A Gender Rights Activist working with the tribal and marginalized communities in india, Srilekha is a PhD scholar working on understanding body and sexuality among tribal girls, to fill the gaps in research around indigenous women and their stories. Srilekha has worked extensively at the grassroots level with community based organisations, through several advocacy initiatives around Gender, Mental Health, Menstrual Hygiene and Sexual and Reproductive Health Rights (SRHR) for the indigenous in Jharkhand, over the last 6 years.

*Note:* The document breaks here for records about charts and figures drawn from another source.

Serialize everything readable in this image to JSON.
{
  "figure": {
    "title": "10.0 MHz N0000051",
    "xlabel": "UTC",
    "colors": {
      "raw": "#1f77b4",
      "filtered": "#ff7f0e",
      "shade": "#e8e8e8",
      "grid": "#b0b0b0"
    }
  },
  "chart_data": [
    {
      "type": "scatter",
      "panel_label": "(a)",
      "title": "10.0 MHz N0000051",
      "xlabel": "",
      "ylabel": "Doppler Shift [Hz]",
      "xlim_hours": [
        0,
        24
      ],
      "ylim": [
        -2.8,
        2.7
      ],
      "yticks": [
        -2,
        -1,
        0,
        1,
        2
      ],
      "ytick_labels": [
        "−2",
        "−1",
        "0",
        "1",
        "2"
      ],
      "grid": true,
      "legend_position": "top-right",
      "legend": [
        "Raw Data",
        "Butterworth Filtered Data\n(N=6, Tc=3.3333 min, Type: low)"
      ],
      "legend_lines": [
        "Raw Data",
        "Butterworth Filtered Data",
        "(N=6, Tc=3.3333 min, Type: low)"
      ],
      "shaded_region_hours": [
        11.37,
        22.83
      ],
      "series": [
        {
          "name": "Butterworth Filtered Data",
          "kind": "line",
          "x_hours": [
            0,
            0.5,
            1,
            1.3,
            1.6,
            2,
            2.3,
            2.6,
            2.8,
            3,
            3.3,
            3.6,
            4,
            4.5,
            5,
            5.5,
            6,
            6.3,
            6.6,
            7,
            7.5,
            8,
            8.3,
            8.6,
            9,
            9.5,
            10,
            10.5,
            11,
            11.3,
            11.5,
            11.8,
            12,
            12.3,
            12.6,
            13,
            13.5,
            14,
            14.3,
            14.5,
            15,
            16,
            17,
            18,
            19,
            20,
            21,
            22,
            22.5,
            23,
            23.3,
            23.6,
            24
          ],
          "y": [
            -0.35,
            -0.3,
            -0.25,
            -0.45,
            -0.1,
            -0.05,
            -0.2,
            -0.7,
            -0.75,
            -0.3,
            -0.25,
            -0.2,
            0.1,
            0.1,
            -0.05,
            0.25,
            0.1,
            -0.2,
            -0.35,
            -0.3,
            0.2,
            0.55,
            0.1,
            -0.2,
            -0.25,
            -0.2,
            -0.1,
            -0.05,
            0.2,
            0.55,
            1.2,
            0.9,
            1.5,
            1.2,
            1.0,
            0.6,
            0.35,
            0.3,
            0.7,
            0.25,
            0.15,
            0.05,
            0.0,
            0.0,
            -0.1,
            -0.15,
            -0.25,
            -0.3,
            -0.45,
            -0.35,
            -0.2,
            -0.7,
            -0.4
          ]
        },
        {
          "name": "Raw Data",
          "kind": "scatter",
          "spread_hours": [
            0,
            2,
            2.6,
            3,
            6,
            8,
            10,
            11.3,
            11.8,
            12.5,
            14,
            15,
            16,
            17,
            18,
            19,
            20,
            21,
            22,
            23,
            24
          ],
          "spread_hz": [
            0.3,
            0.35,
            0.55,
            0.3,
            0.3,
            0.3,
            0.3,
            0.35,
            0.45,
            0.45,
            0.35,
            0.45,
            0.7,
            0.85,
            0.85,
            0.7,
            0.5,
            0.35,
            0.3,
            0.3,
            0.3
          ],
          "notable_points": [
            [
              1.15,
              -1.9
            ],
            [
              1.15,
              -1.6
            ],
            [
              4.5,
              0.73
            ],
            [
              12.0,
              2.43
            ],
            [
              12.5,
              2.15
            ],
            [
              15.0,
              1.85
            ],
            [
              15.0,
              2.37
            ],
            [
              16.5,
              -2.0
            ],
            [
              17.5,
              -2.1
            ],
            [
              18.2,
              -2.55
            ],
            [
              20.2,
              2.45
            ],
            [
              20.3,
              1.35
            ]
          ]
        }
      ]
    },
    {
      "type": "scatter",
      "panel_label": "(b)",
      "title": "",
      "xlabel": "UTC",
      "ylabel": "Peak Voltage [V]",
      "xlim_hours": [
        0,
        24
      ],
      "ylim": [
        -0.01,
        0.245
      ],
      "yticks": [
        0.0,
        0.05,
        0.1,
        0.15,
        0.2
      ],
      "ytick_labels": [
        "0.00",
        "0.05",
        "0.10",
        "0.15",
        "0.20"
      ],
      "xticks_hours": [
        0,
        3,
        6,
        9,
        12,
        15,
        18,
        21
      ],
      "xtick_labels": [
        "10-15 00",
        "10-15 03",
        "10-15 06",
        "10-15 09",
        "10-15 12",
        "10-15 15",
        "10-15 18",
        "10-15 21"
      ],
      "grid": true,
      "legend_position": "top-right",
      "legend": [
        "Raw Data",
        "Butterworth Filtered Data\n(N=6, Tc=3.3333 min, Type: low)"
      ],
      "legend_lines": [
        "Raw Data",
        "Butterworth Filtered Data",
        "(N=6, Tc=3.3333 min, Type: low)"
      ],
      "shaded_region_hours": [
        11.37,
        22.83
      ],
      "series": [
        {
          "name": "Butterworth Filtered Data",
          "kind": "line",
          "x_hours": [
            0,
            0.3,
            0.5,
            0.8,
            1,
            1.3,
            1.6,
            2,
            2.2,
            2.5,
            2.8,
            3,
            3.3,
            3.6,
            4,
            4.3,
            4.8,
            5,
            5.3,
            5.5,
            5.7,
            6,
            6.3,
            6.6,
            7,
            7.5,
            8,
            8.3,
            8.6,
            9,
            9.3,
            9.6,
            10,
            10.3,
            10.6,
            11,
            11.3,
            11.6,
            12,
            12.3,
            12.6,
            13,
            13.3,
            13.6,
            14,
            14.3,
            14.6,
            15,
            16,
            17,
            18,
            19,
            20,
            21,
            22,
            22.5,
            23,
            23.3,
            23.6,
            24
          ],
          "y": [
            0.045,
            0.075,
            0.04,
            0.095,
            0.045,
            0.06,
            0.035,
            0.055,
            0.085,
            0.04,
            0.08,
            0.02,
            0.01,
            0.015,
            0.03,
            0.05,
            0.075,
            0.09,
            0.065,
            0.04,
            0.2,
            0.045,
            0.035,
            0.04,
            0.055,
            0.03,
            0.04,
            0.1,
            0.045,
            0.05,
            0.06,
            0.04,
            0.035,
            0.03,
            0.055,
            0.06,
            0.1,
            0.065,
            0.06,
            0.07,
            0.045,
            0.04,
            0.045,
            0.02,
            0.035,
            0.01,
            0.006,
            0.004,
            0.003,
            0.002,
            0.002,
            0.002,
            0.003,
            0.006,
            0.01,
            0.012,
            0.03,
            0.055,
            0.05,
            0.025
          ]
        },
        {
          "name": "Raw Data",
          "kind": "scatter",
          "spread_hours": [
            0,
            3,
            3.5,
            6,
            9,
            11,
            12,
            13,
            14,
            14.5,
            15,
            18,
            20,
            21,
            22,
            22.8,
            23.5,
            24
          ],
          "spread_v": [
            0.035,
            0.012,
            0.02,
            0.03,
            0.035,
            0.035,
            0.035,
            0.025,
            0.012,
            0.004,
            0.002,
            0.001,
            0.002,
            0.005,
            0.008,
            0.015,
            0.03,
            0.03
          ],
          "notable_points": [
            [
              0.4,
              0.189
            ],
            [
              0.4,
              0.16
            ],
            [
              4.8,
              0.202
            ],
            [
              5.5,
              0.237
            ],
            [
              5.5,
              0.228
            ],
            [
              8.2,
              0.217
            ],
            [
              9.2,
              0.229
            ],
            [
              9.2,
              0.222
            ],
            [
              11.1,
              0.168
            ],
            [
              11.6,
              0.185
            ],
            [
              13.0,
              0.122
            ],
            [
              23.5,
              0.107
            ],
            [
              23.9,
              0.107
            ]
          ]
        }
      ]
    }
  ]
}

Srilekha has also contributed to sustainable livelihood projects and legal aid programs for survivors of sex trafficking. She has been conducting research based programs on maternal health, mental health, gender based violence, sex and sexuality. Her interest lies in conducting workshops for young people on life skills, feminism, gender and sexuality, trauma, resilience and interpersonal relationships.

A Guwahati-based college student pursuing her Masters in Tata Institute of Social Sciences, Bidisha started the #BleedwithDignity campaign on the technology platform Change.org, demanding that the Government of Assam install
biodegradable sanitary pad vending machines in all government schools across the state. Her petition on Change.org has already gathered support from over 90000 people and continues to grow.

Bidisha was selected in Change.org’s flagship program ‘She Creates Change’ having run successful online advocacy
campaigns, which were widely recognised. Through the #BleedwithDignity campaign; she organised and celebrated World Menstrual Hygiene Day, 2019 in Guwahati, Assam by hosting a wall mural by collaborating with local organisations. The initiative was widely covered by national and local media, and the mural was later inaugurated by the event’s chief guest Commissioner of Guwahati Municipal Corporation (GMC) Debeswar Malakar, IAS.